The finding could help explain why younger women have higher rates of death from heart attack than men in their age group.
"Young women with multiple risk factors and a strong family history of cardiac disease should not assume they are too young to have a heart attack," said lead researcher Judith Lichtman, chair of the department of chronic disease epidemiology at the Yale School of Public Health in New Haven, Conn.
"Participants in our study said they were concerned about initiating a false alarm in case their symptoms were due to something other than a heart attack," Lichtman said in a university news release.
Yale researchers interviewed women aged 30 to 55 who survived a heart attack.
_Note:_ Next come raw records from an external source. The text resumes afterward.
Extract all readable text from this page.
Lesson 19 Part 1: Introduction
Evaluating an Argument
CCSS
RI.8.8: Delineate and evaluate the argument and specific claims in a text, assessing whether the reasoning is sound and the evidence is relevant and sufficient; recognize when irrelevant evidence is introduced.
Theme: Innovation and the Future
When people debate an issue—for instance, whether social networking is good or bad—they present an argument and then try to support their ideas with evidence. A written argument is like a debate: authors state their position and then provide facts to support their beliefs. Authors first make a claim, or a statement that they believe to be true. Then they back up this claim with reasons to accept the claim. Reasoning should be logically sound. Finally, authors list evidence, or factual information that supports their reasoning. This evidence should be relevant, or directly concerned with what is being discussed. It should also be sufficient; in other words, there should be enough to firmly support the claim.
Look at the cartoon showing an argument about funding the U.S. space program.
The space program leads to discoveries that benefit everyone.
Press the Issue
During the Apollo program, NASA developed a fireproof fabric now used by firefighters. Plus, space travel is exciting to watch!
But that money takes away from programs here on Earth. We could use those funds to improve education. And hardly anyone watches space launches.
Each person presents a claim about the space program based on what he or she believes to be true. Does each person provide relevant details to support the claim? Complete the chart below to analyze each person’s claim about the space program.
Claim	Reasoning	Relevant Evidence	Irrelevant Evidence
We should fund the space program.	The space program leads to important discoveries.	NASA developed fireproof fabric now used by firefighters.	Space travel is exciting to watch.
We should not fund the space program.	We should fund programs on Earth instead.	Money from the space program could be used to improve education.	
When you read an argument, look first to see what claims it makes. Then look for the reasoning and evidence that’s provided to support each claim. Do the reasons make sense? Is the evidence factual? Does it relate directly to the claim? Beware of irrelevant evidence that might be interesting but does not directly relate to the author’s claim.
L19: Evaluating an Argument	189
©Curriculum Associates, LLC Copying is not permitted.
The study authors found that many of the women didn't pay attention to early warning signs such as pain and dizziness.
The interviews revealed that wide variations in the type of initial heart attack symptoms, and factors such as work and family, sometimes influenced the women's decisions to seek emergency medical care.
Not all of the women received an immediate or complete assessment of their symptoms or a formal diagnosis of heart attack, according to the study published Feb. 24 in the journal Circulation: Cardiovascular Quality and Outcomes. And some women said they did not take steps to prevent heart disease.
Identifying strategies to help women recognize symptoms and encourage them to seek prompt care without stigma or perceived judgment may be critical for young women at increased risk for heart disease, Lichtman suggested.
The findings show the need to better educate women about the early symptoms of heart attack, and to change the way that women and medical teams respond to such symptoms, added study senior author Leslie Curry, a senior research scientist at the Yale Global Health Leadership Institute.
More than 15,000 women younger than 55 die from heart disease in the United States each year, making it a leading cause of death in that age group, the researchers noted.